Matthew Crichton: Sunderland manager Lee Johnson described Hoffmann as “elite on the ball” - is he a modern style sweeper-keeper?
Phillip Quinn: Hoffmann is pretty good with his feet, and since Manuel Neuer joined Bayern years ago, the club has strived to teach that sweeper keeper style to the younger teams as well. Hoffmann, of course, isn’t as proficient as Neuer, but he’ll be playing at least a version of that role if allowed.
MC: Our two current goalkeepers have been criticised for their presence within their box - at six feet four, is Hoffmann a dominant figure who commands his area?

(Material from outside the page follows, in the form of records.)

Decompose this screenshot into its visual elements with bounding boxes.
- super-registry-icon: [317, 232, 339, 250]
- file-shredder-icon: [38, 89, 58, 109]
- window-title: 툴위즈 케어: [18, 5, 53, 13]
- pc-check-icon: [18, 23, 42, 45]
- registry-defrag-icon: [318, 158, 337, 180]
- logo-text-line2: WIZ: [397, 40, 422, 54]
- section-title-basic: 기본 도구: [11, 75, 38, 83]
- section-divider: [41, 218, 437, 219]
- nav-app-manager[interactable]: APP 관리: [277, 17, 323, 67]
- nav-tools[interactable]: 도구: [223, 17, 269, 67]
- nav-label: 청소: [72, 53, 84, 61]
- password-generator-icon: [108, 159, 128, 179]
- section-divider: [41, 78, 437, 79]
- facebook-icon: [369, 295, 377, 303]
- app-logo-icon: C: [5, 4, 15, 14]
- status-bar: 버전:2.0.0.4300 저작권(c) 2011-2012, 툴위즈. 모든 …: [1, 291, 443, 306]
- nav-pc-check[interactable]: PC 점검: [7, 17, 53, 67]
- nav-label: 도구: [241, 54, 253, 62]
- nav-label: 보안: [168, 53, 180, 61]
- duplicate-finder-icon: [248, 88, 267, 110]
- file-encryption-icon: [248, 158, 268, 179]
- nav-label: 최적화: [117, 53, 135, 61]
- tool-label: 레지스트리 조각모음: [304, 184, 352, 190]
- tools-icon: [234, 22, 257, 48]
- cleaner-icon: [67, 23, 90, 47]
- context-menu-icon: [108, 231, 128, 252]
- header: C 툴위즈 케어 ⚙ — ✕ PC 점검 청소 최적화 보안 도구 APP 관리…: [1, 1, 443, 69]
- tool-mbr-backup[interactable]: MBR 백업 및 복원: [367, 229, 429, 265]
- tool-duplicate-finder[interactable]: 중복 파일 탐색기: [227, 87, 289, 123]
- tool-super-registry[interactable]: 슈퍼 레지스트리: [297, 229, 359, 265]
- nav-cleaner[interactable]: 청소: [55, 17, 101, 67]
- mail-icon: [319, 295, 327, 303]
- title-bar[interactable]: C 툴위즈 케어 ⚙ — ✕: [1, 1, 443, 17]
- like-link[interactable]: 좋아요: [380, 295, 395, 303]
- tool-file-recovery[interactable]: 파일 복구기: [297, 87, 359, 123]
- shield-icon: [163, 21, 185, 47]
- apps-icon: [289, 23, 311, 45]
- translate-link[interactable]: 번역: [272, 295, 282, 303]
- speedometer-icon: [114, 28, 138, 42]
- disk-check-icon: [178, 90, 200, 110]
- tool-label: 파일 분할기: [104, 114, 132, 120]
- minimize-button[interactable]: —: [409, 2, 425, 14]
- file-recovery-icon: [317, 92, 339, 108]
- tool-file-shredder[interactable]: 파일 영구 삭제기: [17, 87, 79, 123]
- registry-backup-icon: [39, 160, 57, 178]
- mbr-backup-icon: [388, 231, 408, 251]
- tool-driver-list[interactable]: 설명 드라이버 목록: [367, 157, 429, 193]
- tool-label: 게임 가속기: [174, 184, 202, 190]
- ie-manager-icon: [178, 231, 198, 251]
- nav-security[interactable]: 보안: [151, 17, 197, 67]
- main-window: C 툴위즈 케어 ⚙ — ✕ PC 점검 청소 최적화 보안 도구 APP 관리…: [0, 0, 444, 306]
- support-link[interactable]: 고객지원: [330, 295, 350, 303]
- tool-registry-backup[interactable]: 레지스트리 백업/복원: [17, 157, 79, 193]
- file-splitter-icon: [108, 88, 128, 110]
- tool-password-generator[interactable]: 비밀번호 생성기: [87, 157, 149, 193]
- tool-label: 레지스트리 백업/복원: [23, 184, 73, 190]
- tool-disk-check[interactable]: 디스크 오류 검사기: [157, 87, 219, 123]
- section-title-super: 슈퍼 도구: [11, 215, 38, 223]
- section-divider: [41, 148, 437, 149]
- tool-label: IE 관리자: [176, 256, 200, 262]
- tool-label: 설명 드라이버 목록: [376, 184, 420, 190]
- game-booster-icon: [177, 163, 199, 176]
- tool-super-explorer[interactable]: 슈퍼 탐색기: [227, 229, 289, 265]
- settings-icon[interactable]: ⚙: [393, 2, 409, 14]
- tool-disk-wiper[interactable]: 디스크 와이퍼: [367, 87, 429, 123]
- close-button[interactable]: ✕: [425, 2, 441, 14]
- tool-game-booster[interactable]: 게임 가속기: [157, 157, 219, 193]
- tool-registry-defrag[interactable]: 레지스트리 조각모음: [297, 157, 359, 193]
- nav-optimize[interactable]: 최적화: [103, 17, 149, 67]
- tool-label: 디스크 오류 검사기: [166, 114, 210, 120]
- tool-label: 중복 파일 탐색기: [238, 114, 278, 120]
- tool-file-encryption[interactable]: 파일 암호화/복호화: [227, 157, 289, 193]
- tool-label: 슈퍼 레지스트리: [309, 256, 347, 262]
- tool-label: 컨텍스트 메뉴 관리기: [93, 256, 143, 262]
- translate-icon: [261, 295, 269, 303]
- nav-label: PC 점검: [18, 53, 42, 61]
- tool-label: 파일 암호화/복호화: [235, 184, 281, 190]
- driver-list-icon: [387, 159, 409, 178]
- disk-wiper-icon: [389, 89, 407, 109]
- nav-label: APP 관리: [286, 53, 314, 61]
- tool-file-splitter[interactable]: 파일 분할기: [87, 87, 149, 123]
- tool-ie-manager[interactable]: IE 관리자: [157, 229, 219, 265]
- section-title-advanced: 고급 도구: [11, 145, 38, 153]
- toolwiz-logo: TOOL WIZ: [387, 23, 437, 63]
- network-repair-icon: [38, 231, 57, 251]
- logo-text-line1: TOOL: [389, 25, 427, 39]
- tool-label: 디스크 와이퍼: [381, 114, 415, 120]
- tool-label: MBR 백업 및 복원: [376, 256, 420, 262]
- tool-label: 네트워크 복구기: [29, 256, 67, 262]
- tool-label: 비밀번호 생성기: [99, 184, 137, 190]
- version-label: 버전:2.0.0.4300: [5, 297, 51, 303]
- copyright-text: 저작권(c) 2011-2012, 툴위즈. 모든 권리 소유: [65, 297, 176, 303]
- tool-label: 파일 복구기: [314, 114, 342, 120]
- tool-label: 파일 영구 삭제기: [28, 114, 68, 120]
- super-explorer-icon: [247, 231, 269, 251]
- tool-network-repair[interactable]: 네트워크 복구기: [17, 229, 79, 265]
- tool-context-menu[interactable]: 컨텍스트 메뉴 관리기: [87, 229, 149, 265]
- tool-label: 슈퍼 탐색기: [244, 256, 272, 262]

PQ: Hoffmann is a big boy who isn’t afraid to let his presence be known in his box. I think the fact that he already has a pretty good grasp of English is a good sign that it won’t take him long to adjust to any type of language barrier.
MC: What would you say are his biggest strengths and weaknesses between the goalposts?
PQ: Hoffmann’s height helps him to command his box on corners, and he’s a good shot stopper. My concern with him has always been his occasional propensity for giving up rebounds. If he can continue to develop and work on his ability to push the ball wide instead of out front, he’ll be a huge transfer and potentially a massive steal for Sunderland.
MC: The 22-year-old has made over 50 appearances for Bayern Munich’s reserve side - do you think now was the right time for him to leave considering it is near impossible to displace Manuel Neuer?
PQ: It’s been expected for some time that he’s going to be leaving anytime now. It’s not even so much that Neuer is staying, but that the club moved to bring in Alexander Nübel which meant both Hoffmann’s and Christian Früchtl’s futures were thrown into limbo.
My assumption is that both young keepers are going to be leaving Munich permanently sooner rather than later.
MC: Hoffmann was on the bench during Bayern’s Champions League triumph in 2020, and was pictured lifting the trophy. How much do you think it would have helped him to train and be around one of the best goalkeepers in the world in Neuer?
PQ: I think it’s huge for any young player to be around the world’s best in training. Bayern have regularly brought up young players to train with the first team, especially with players being out due to international breaks and whatnot. Hoffmann is very highly thought of at Bayern by everyone.
MC: Having already won a German lower league with Bayern’s ressie side, do you think the pressure and expectation to win at Sunderland will not phase Hoffmann?
PQ: There’s high pressure at Bayern to win at all levels all the time. Hoffmann got thrust into the fire at the end of the 3.Liga season when Bayern II won the title for the first time ever, and he performed admirably. I think he’s well-prepped for the pressure that’s going to come in a Sunderland promotion chase.
MC: What do you think attracted the young goalkeeper to leave Germany to join Sunderland?
PQ: I think, for a lot of young players today that were children when the Premier League was at it’s peak in the late 2000s, England will always be a destiny. I think there’s also the possibility of earning promotion into the Championship which is highly appealing to players.
MC: Do you think having ex-Bayern teammate Leon Dajaku will help him to settle into the area and the team faster?
PQ: While both have remarkably good English, I think having two young players from not just the same non-English country but the same club is going to be a big boost to the two players adjusting to a new country.
MC: Lastly, do you think Ron-Thorben Hoffmann will be a success at Sunderland?
PQ: I think he’s got the ability to be the club’s number one for years to come. I’ve thoroughly enjoyed watching Hoffmann over the last few years and am proud of his growth. I think I speak for nearly all Bayern fans in saying that I hope he’s a rousing success.